I eventually decided not to accept the priesthood call in my congregation. It seemed to me that asking the congregation to consider a call for an lgtb sister would be too stretching for me, and all of us. Later, I came out to them after a prayer service, and I have never doubted their love for me.
This is from my journal, written on the eve of that prayer service. I was realizing that my life was taking a turn that would change my life and ministry forever. I tried to capture a snapshot of my feelings, and explain to myself why it felt important to live openly in the Church. I had been reading Luke, Chapter 15… the stories of the lost coin, lost sheep, and prodigal son.

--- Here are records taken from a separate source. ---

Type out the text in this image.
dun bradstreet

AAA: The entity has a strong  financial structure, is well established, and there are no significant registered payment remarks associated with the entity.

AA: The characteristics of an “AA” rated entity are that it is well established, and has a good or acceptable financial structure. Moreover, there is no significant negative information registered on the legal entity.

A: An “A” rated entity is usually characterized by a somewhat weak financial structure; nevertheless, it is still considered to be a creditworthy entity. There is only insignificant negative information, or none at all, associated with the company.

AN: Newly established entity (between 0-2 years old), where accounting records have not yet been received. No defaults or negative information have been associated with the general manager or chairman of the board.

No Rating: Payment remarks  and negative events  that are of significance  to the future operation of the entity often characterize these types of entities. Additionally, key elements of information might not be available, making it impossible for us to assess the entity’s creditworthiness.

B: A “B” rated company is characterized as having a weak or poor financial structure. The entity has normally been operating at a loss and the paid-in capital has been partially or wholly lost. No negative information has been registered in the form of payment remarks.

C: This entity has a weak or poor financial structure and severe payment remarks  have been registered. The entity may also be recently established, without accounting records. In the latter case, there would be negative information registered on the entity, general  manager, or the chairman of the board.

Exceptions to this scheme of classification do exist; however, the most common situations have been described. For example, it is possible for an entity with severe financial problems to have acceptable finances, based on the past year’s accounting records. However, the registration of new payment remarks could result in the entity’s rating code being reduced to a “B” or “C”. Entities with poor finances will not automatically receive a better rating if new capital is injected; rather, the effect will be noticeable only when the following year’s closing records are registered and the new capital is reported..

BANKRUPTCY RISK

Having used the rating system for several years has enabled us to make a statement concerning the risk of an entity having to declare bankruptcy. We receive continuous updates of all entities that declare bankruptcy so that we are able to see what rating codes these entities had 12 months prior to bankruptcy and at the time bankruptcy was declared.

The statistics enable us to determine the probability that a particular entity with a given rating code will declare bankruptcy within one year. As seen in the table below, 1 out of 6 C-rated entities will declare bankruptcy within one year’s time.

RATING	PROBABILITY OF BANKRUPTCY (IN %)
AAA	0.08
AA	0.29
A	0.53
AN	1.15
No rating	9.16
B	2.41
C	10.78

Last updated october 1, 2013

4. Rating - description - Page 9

For now, my silence buys me a place in the safety of the 99, but as I begin to speak my truth, I step into the vulnerability of that 100th sheep. The shepherds of our church are not really going to come looking for me, though. They say that they will stand with me, but only up until that point where they have to take a stand. Then, they will look away, pretend not to see, say a shamed prayer of petition that I will quietly leave.
I am not the coin of great worth. As this prodigal is walking up the road to her spiritual home, there are no servants of my God running to greet me, to welcome the authentic me home. I will be worshiping in the same house with the family of God, but to many will no longer be known as a sister. I don’t know what grace will be afforded me. I don’t know who will be able to accept my reality, my presence, my servanthood.
I do believe that our leaders long to be true to the call and obligations of the kingdom, but the poverty of our spiritual lives limit that response. In the economy of our church today, it is the 99 sheep, not the Good Shepherd, who calculate the worth of the 1. The cost of accepting the truth of the outcast is too high to attempt. We will lose our illusion of unity, we will lose our ignorance of the boundaries we place on God’s love, we will lose our status among the competing kingdoms in Christianity.
My shame is that I support this economy as well. I am not willing to endanger the body of Christ to save the outcast, even when it’s me. I am painfully aware that my actions and inactions are prolonging the estrangement of my gay brothers and sisters, and I knowingly compromise their worth for the non-confronted comfort of my congregation and denomination.
My prayer is that by becoming visible, I will help the church to better see Christ’s this-world redeeming love. In a way, I am the found, seeking to draw the 99 more fully into the Light of God’s grace.
Since that time, I have processed my thoughts a bit more. These reflections remain true for me, but more like I’m looking through a wide angle lens. When I zoom in on individual relationships and encounters I can see that the larger picture is indeed moving–although sometimes painfully slowly–in the direction of compassion and grace.